3. The gut hasn’t been healed.  This is another component of the triad of autoimmunity.  Sometimes removing the environmental trigger will also heal a leaky gut, although this isn’t always the case.  According to the 5-R protocol [18] you want to first remove the factor which caused the leaky gut in the first place before doing things to repair the gut.  This might sound like common sense, but many people will take gut healing agents such as L-glutamine [19], yet won’t do anything to remove the “leaky gut trigger”.  For example, if gluten is your leaky gut trigger, and if you do things for gut healing such as take L-glutamine and drink bone broth, but continue to be exposed to gluten, then you won’t heal the gut.

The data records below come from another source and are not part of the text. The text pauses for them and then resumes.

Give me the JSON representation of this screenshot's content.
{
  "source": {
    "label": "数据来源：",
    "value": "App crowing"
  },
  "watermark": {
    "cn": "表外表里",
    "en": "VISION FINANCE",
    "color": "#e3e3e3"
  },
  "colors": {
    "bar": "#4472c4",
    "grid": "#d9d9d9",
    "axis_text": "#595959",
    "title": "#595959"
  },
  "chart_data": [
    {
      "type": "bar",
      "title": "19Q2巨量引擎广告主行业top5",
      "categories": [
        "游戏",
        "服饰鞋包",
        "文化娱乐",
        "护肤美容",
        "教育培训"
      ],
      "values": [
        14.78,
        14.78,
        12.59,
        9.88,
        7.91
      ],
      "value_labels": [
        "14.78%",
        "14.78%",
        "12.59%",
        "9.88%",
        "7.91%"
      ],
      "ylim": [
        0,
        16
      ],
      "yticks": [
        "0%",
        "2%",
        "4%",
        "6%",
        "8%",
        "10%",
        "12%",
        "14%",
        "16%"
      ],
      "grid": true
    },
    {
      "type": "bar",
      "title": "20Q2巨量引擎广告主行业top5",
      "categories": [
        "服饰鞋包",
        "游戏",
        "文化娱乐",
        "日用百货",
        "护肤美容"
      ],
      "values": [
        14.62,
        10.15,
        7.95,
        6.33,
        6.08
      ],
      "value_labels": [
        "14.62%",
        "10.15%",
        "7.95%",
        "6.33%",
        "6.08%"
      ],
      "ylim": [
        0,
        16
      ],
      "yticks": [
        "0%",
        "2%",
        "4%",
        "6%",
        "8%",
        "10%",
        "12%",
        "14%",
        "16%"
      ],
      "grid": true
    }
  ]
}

4. Other compromised areas have not been addressed.  If someone has removed the environmental trigger, suppressed the inflammation, and has healed their gut, then this should be sufficient to normalize their thyroid antibodies.  However, if you still have elevated thyroid antibodies after accomplishing this then you should look into other imbalances.  For example, if someone has weakened adrenals then this can be a factor.  Of course one can argue that this would fall into the autoimmune triggers category, as stress is a trigger, which in turn will affect the adrenals.  However, even if someone has reduced their stress levels and/or improved their stress handling skills, they probably will need to do other things to improve the health of their adrenals.

The Importance of Patient Compliance In Lowering Thyroid Antibodies

One thing I didn’t cover in the “Why Are My Antibodies Still High” blog post is the importance of patient compliance.  Of course this should be obvious, but the patient needs to make the necessary dietary and lifestyle changes in order to get optimal results.  It admittedly can be a big challenge to follow a strict diet, improve your stress handling skills, etc.  But following the recommendations given by the natural healthcare professional you’re working with is essential in order for you to receive optimal results.

In summary, people with Graves’ Disease and Hashimoto’s Thyroiditis have thyroid antibodies, which bind to the body’s own tissues.  The triad of autoimmunity explains why some people develop elevated thyroid antibodies, and the three components include 1) genetics, 2) an environmental trigger, and 3) a leaky gut.  Thyroid antibodies can be measured in the blood, although false negatives are possible.  The four types of thyroid antibodies I discussed in this article include thyroid peroxidase antibodies, thyroglobulin antibodies, thyroid stimulating immunoglobulins, and thytrophin-blocking antibodies.  If someone has high antibodies after following a natural treatment protocol it usually is because the autoimmune trigger hasn’t been removed, the leaky gut hasn’t been healed, and/or the autoimmune response hasn’t been suppressed.